Substitute $9.00\text{V}$ for $\epsilon$, $3.50\text{MΩ}$ for $R$ , $2.50\text{μf}$ for $C$ and $7.50\text{s}$ for $t$ in equation (IV).

  $\begin{array}{c}I\left(t\right)=\left(\frac{\left(9.00\text{V}\right)}{\left(3.50\text{MΩ}\right)}\right)e^{-\frac{\left(7.50\text{s}\right)}{\left(3.50\text{MΩ}\right)\left(2.50\text{μf}\right)}}\\ =\left(2.57\times {10}^{-6}\right)\left(e^{-0.857}\right)\text{A}\\ =\left(2.57\times {10}^{-6}\right)\left(0.424\right)\text{A}\\ \text{=1}\text{.09}\text{μA}\end{array}$

Thus, the current in the circuit at $7.50\text{s}$ after closing the switch is $1.09\text{μA}$.

To determine

Determine the rate at which the capacitor is storing energy.

Answer to Problem 60PQ

The rate of energy stored in the capacitor at $7.50\text{s}$ after closing the switch is $5.67\text{μW}$.

Explanation of Solution

Write the expression for the energy stored in a capacitor as.

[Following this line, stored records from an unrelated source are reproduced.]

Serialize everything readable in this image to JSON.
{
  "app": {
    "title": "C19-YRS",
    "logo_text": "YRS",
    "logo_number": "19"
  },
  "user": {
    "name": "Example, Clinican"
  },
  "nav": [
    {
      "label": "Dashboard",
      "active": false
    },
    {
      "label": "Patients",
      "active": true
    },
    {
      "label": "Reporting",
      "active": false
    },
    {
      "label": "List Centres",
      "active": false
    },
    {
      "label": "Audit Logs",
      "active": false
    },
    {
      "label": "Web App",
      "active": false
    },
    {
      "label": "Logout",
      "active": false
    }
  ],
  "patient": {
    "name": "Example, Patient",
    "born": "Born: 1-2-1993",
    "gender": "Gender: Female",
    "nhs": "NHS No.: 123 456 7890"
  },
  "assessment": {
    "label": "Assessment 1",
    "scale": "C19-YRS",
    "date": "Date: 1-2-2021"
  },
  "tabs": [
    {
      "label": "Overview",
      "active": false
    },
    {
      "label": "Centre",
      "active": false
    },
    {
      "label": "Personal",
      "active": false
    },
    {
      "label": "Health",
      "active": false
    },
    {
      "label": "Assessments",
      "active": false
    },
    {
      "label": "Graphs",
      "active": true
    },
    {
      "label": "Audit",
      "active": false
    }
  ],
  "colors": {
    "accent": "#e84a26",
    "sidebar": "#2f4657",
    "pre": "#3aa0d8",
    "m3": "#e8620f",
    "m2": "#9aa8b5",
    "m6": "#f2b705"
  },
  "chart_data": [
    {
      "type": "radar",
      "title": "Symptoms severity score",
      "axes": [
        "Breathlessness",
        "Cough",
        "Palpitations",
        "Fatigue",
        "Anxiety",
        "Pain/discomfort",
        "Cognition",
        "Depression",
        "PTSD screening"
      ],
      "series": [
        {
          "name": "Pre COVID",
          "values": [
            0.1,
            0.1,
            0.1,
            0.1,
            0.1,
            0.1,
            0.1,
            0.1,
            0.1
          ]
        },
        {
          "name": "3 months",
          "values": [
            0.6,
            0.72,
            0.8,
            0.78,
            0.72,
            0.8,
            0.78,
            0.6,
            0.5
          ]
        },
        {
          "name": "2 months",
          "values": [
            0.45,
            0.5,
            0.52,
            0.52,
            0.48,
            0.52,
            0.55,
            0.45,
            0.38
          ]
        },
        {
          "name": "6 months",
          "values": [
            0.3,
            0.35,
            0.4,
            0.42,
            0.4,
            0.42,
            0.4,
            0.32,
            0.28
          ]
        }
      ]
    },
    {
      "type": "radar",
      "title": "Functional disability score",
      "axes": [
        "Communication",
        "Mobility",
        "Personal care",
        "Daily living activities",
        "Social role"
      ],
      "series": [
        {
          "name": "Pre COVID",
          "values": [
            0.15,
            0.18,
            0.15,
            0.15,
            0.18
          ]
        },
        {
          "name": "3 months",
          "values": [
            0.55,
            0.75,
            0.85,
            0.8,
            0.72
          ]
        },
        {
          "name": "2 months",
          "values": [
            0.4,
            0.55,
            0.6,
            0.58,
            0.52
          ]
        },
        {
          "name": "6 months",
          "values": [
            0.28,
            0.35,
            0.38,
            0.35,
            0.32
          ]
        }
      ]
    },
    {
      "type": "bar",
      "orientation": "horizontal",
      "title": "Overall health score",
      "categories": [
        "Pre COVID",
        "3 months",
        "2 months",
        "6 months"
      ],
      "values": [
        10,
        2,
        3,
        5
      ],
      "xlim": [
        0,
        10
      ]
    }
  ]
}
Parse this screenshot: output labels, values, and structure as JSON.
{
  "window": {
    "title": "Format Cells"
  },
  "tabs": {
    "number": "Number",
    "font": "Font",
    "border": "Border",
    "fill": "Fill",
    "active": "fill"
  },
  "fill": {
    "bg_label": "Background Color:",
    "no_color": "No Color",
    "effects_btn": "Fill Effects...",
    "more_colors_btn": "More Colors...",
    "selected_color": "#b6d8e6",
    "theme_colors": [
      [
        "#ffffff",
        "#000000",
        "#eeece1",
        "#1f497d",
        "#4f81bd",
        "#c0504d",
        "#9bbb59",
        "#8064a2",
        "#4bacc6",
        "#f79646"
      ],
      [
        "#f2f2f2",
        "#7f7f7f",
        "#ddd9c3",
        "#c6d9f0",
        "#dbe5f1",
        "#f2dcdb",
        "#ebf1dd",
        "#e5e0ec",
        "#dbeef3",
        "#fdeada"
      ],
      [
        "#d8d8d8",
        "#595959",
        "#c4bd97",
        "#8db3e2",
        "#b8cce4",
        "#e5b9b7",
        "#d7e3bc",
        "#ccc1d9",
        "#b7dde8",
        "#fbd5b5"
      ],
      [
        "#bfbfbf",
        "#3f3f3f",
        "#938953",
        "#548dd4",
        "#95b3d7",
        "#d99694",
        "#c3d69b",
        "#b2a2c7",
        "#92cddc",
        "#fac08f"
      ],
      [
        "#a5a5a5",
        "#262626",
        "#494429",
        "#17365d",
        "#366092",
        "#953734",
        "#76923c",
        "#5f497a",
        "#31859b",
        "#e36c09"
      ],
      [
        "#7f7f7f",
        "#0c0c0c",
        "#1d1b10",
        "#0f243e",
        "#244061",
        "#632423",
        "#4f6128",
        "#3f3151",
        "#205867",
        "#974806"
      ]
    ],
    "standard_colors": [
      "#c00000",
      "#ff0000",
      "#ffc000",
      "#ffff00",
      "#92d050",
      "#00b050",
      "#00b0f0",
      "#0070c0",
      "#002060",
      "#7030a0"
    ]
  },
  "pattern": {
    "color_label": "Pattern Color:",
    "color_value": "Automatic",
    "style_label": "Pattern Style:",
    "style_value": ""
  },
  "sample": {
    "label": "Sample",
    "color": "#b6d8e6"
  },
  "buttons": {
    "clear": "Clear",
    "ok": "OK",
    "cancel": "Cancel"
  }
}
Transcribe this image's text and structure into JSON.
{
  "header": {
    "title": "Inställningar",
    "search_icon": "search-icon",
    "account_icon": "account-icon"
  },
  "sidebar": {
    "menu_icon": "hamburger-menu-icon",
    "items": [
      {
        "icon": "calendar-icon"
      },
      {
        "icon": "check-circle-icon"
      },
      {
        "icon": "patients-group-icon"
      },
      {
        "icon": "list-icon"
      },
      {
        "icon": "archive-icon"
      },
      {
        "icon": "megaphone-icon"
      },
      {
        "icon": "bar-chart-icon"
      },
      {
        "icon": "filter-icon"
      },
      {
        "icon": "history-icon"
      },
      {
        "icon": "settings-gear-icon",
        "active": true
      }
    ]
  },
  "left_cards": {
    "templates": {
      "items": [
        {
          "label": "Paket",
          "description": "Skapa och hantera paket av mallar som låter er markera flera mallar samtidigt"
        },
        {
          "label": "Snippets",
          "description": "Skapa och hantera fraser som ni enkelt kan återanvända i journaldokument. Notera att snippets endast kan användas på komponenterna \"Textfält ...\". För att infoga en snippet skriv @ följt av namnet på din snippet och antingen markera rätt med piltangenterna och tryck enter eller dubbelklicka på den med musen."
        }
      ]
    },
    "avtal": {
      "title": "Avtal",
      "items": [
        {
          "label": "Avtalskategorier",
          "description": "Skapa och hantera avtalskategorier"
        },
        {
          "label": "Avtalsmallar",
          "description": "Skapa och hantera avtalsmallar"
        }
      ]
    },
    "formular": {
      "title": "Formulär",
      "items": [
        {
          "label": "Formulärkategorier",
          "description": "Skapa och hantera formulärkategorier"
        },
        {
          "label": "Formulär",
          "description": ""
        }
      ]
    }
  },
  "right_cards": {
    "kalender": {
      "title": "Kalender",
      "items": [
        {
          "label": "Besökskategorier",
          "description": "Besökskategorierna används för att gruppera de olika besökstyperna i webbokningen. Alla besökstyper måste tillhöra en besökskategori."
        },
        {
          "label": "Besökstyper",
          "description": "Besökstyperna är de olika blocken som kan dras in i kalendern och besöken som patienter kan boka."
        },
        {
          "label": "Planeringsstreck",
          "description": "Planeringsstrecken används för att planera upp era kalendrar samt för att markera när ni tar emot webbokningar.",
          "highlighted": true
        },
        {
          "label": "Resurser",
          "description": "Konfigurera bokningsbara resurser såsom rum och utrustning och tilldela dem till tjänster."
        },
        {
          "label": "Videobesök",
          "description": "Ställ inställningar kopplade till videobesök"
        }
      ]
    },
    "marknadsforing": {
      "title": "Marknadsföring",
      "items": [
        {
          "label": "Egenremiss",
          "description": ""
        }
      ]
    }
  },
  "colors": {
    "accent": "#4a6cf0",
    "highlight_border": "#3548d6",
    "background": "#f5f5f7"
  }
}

  $U=\frac{1}{2}\frac{q^2}{C}$                                                                                                      (V)

Here, $U$ is the amount of energy stored in the capacitor.

Write the expression for the rate of storing energy in the capacitor as.

  $\begin{array}{c}\frac{dU}{dt}=\frac{1}{2C}\left(2q\frac{dq}{dt}\right)\\ =\frac{q}{C}\left(\frac{dq}{dt}\right)\end{array}$

Substitute $I\left(t\right)$ for $\frac{dq}{dt}$ in the above expression.

  $\frac{dU}{dt}=\frac{q}{C}I\left(t\right)$                                                                                              (VI)

Conclusion:

Substitute $13.0\text{μC}$ for $q$, $2.50\text{μF}$ for $C$ and $1.09\text{μA}$ for $I\left(t\right)$ in equation (VI).

  $\begin{array}{c}\frac{\text{d}U}{\text{dt}}\text{=}\frac{\left(\text{13}\text{.0}\text{μC}\right)\left(\frac{{10}^{-6}\text{C}}{1\text{μC}}\right)}{\left(\text{2}\text{.50}\text{μF}\right)\left(\frac{{10}^{-6}\text{F}}{1\text{μF}}\right)}\left(\text{1}\text{.09}\text{μA}\right)\left(\frac{{10}^{-6}\text{A}}{1\text{μA}}\right)\\ \text{=5}{\text{.67×10}}^{-\text{6}}\text{W}\\ \text{=5}\text{.67}\text{μW}\end{array}$

Thus, the rate of energy stored in the capacitor at $7.50\text{s}$ after closing the switch is $5.67\text{μW}$.

To determine

The rate at which battery is delivering energy exactly $7.50\text{ s}$ after the switch is closed.

Answer to Problem 60PQ

The rate of energy delivered by battery at $7.50\text{s}$ after closing the switch is $9.82\text{μW}$.

Explanation of Solution

The rate of energy delivered by the battery is the power generated at the battery.

Write the expression for the rate of energy delivered by battery as.

  $P=\epsilon I\left(t\right)$                                                                                                   (VII)

Here, $P$ is the rate of energy delivered by the battery.

Conclusion:

Substitute $9.00\text{V}$ for $\epsilon$ and $1.09\text{μA}$ for $I\left(t\right)$ in equation (VII).

  $\begin{array}{c}P=\left(9.00\text{V}\right)\left(1.09\text{μA}\right)\\ =9.82\text{μW}\end{array}$

Thus, the rate of energy delivered by battery at $7.50\text{s}$ after closing the switch is $9.82\text{μW}$.